The most common reason for these white patches is a condition called pityriasis alba, which really just means scaly, white patch. Pityriaisis alba is in many ways similar to mild eczema. It usually affects children, typically between the ages of three to 13.

These light patches are usually pronounced during the summer months as the skin becomes tan and these areas do not tan. They appear as light colored patches that then blend in to the normal tanned skin, and are more ill defined than ringworm and do not have the typical border of a fungal skin infection.

When looked at closely they may even have very fine skin flakes as the condition is related to dry skin. Although it typically occurs on the face you can see it on the upper arms or neck. The child is totally asymptomatic, and may often have several patches on their cute faces.

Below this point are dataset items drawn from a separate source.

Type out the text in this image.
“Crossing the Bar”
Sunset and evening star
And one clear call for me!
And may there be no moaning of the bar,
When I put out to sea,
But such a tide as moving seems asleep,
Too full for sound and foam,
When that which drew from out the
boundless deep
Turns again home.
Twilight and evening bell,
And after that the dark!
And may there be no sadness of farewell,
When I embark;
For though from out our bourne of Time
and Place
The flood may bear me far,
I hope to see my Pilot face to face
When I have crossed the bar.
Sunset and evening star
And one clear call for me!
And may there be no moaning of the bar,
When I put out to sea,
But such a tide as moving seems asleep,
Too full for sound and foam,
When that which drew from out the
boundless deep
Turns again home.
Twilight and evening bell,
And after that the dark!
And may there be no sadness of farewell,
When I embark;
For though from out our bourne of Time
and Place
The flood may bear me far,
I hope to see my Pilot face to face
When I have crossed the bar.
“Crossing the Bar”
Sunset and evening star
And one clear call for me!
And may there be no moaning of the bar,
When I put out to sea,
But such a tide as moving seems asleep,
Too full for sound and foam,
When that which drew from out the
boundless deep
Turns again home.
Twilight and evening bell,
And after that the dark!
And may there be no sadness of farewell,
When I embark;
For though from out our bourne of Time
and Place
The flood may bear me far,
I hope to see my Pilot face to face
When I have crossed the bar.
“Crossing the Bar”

The treatment is simply to moisturize the skin with something like Eucerin or Aquaphor or any other moisturizer. But even with moisturizer, the white patches will remain through the summer and early fall until a child’s tan has faded. If the moisturizing routine is continued during the winter and spring months the areas will miraculously re-pigment with a summer tan the following summer.

Speaking of tans, this is a good time to remember to use sunscreen and re-apply frequently. Sunscreen will also help to moisturize the skin. We still have lots of sunny days ahead of us and don’t want to neglect sunscreen, even when sending your children back to school.

That’s your daily dose, we’ll chat again tomorrow.